Family members of the late Eric Smith remembered him at the march in Clonmel
The admission by Minister of State Jim Daly that the closure of St. Michael's psychiatric hospital unit in Clonmel six years ago had been a mistake, and claims by HSE management that Clonmel had a good case for the restoration of psychiatric beds were "fine words" but they must be supported by action, a leading psychiatrist has claimed.
Dr. Alan Moore was speaking at a rally and march, organised by the recently-formed Tipperary's Fight for Mental Health Services group, that brought the centre of Clonmel to a standstill.
Over 1,000 protesters gathered at the Main Guard before parading along the Quay and through Irishtown, and past South Tipperary General Hospital before returning through O'Connell Street for a rally at the Main Guard, where they demanded the return of acute psychiatric beds to the county.
Dr. Moore said he had witnessed the heartbreak, hurt, courage and strength of those who he said had spoken "so bravely and passionately" at a public meeting in the Clonmel Park Hotel at the beginning of last month.
At that meeting, several people spoke about the hurt caused after their loved ones had died by suicide.
Dr. Moore said that the recent statements by the Minister of State for Mental Health and Older People Jim Daly and HSE officials represented light at the end of the tunnel.
However he added that "having a good case is not enough", saying that there were still challenges ahead and the fight would go on.
He claimed that the closure of St. Michael's in 2012, having been announced the previous year, was a political decision, and not a clinical decision.
He said it was part of an attempt to downgrade South Tipperary General Hospital.
Above - A section of the large attendance at the protest march
Dr.

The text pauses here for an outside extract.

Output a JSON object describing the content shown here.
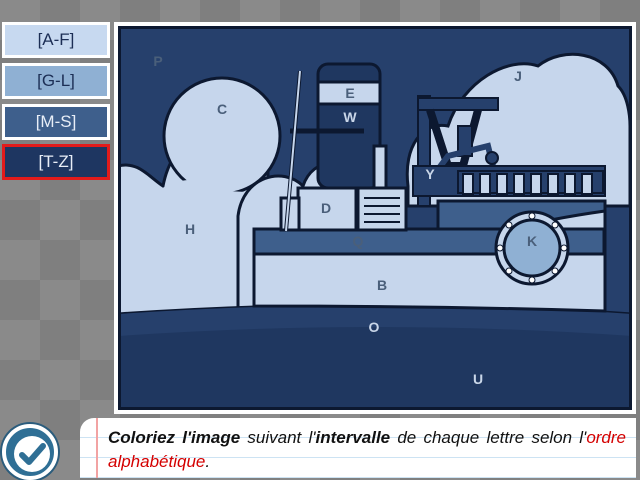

Moore, who was consultant psychiatrist at St. Michael's at the time, said that he and other staff who stood up and objected to its closure were threatened with disciplinary action.
A challenge against the decision to close the unit was taken to the High Court and then the Supreme Court but it eventually went ahead.
He said that all the warnings about the effects of the closure had come to pass. There was "a dire bed shortage" at St. Luke's Hospital in Kilkenny, where people had ended up sleeping on the floor, despite the best efforts of staff.
Dr. Moore said that a small dedicated unit with fifteen beds was needed, and where patients with mental health difficulties could feel safe and recover quickly near their homes.
This unit could also facilitate visits by family and friends.
Thanking the Minister of State and HSE officials for their support, Dr. Moore added "now we need action".
Paddy O'Donoghue, of Tipperary's Fight for Mental Health Services, said that Saturday June 9 would remembered as the day when Tipperary people marched on the streets to say "enough is enough" of the needless suicides caused by the removal of psychiatric services.
"We want our services back", he said.
He stated that Tipperary had a population of 161,000 people, but there wasn't one bed in the county for anyone with a mental health issue.
Many people at the rally and march had lost loved ones through suicide, and "we are here to help them through the pain", he said.
Mr. O'Donoghue claimed that many of those suicides wouldn't have happened if the services were still there.
He said that a private room at the ED Department of South Tipp General Hospital should be provided for people who presented with a mental health problem, "and this is something that needs to be done now".
He said that the campaign would continue until the services were restored.
"Let it be today that we look to a future that would be brighter for future generations.
"We will not let the memories of our loved ones lost through suicide be in vain", he added.
Above - Highlighting the need for improved mental health services in Tipperary at the march and rally in Clonmel
Dan Connolly, chairperson of Tipperary's Fight for Mental Health Services, told the gathering that he had lost his 18 year-old son Christopher to suicide ten years ago.
"Suicide rips families apart", he said.
He said the group had heard through the grapevine that the HSE was proposing that mental health assessments would be removed from South Tipp General Hospital and that patients could only be assessed in Kilkenny.
"We want the politicians to go up to the Dail and get our beds back", he said, adding that the pressure would be ramped up.
Maurice Cagney, another member of Tipperary's Fight for Mental Health Services, said there was a hospital fifteen miles out the road in Cashel.
"Why is it not open", he asked.
"That's not right. And why is St. Michael's not open", he also asked.